What Is Deepseek and Why Should ChatGPT Be Worried?


Summary

  • DeepSeek is open-source and performs as well as top AI models, trained for much less
  • Developed by Chinese engineers, it can compress complex models and run locally on lower end hardware.
  • Concerns exist about its origins and potential biases.

The internet is abuzz with the name “DeepSeek”. AI companies like OpenAI and NVIDIA are seeing their stock prices tumble, and AI enthusiasts are rubbing their hands together with glee all over the world. Why is this new entrant to the AI world such a big deal?

DeepSeek Is an Open-Source AI With Big Claims

Like GPT-o1 or Claude, or Llama, or any of the current AI darlings, DeepSeek is a generative AI model.

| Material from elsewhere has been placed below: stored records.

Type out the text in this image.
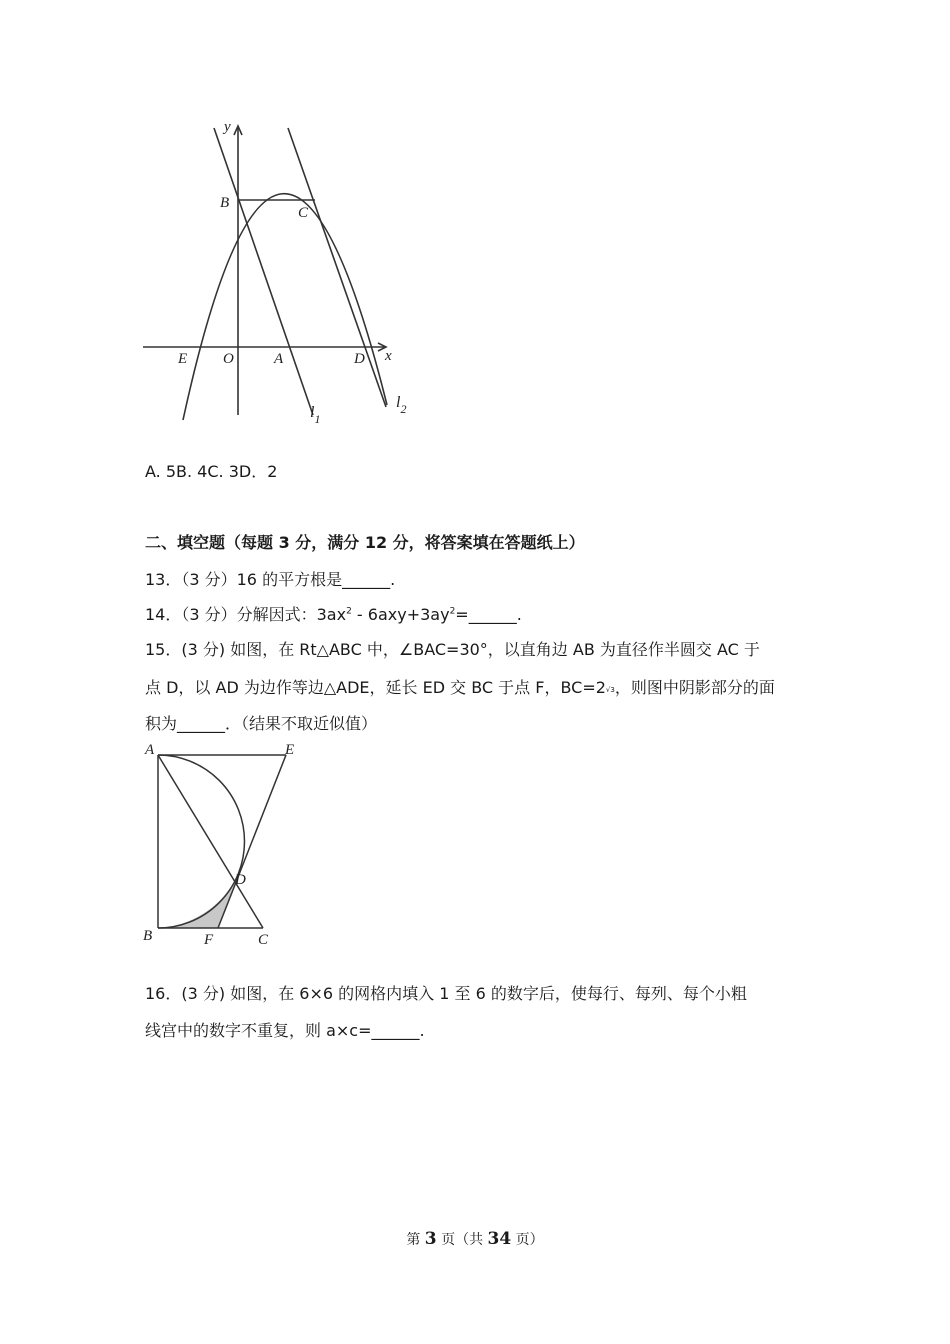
y
x
B
C
E O	A	D
$l_1$
$l_2$
A. 5B. 4C. 3D．2
二、填空题（每题 3 分，满分 12 分，将答案填在答题纸上）
13．（3 分）16 的平方根是______.
14．（3 分）分解因式：$3ax^2$ - $6axy+3ay^2=\_\_\_\_\_\_$.
15．(3 分) 如图，在 Rt△ABC 中，∠BAC=30°，以直角边 AB 为直径作半圆交 AC 于
点 D，以 AD 为边作等边△ADE，延长 ED 交 BC 于点 F，BC=2√3，则图中阴影部分的面
积为______．（结果不取近似值）
A	E
D
B	F	C
16．(3 分) 如图，在 6×6 的网格内填入 1 至 6 的数字后，使每行、每列、每个小粗
线宫中的数字不重复，则 a×c=______.
第 3 页（共 34 页）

Well, it’s more accurate to say that it’s a group of AI models which are variants designed for different applications.

Unlike, for example, OpenAI’s GPT models, DeepSeek is open source under the MIT license, which allows for commercial use. This means that the entire internal workings of the model are open to see. Anyone can use it without paying licensing fees of any kind, and there’s nothing stopping someone from modifying or building on the work that’s already been done. This is one of the key reasons DeepSeek has led to a short-term market disruption, which might turn into a long-term market correction.

However, none of this really matters if DeepSeek isn’t any good. The other major factor that has everyone talking about this AI model is how well it performs. In AI benchmarks, DeepSeek performs as well as GPT-o1 and other premiere generative models. Even better in some cases. This is, of course, something anyone can verify, but the truly shocking claim is how much it cost to develop this model.

DeepSeek claims the model was trained for less than six million dollars. Which sounds like a lot of money until you consider that the models it’s trading blows with cost in excess of a hundred million dollars to train. Not only that, but DeepSeek was trained on less powerful hardware than what’s available to US companies like OpenAI. Of course, this is one of the claims that isn’t so easily verified, and it is possible that the quoted amount is much less than the truth. However, for now there’s no smoking gun to indicate that the costs were any higher than claimed.

The last “big deal” I think is worth mentioning about DeepSeek is how it’s been used to “distill” large, dense, and computationally expensive models like Llama into smaller models with comparable reasoning abilities. Basically, DeepSeek trains a model off larger more complex models to mimic its outputs, without all the complex machinations under the hood. It’s effectively compressing larger models into smaller ones with (so far) few apparent downsides. This is a big leap for running complex models locally, using less power, and needing less hardware.

DeepSeek Was Developed by Chinese Engineers

Two framed iPhone screenshots showing off DeepSeek's reasoning model solving a mathematical problem.
Christian Zibreg / How-To Geek

DeepSeek is a startup led by Liang Wenfeng (39) who first saw success as a hedge-fund manager. Specifically, a quantitative hedge fund manager. This is an approach to investment that uses machine learning to predict market trends so that investors can profit from it. This is why Wenfeng already had access to the powerful hardware needed to train such a model.

DeepSeek seems to be what amounts to a passion project, and isn’t looking to make it a for-profit endeavor. Indeed, the model has already been given away to everyone, being open source. Ironically, the US embargoes on powerful AI chips from companies like NVIDIA, might have been part of the reason DeepSeek’s developers were forced to make it so efficient.

You Can Try DeepSeek Right Now

If you visit the DeepSeek website you can get access to the app as well as links to the actual models to download and use on your own hardware. The easiest way to run some version of DeepSeek on your own hardware is by using Ollama.

Of course, you’re not going to run the GPT-o1 level DeepSeek model on your laptop anytime soon, but for a few thousand dollars’ worth of high-end GPUs and RAM, it’s totally possible. There are, of course, many smaller DeepSeek models that aren’t quite as good, but will run well on the computer you probably have now. Heck, there’s even a version that will run (just) on a Raspberry Pi.

There Are Some Special Concerns With DeepSeek

Considering how parts of the DeepSeek story may seem too good to be true to some pundits in the AI industry, and that it originates in China, which raises concerns about bias, censorship and even cybersecurity, it’s no surprise that there’s some hesitance about DeepSeek.

Indeed, ask the online hosted version of the LLM questions that are sensitive to the current Chinese government, and it might not be as forthcoming as you might expect. However, since the code is open to all, anyone can adjust how it behaves if they have the knowledge. These concerns can be addressed in principle.

It’s early days for DeepSeek, and it will take some time to see how things will shake out, but one thing I have no doubt about is that the generative AI industry has just undergone its first major paradigm shift since ChatGPT first launched to the public.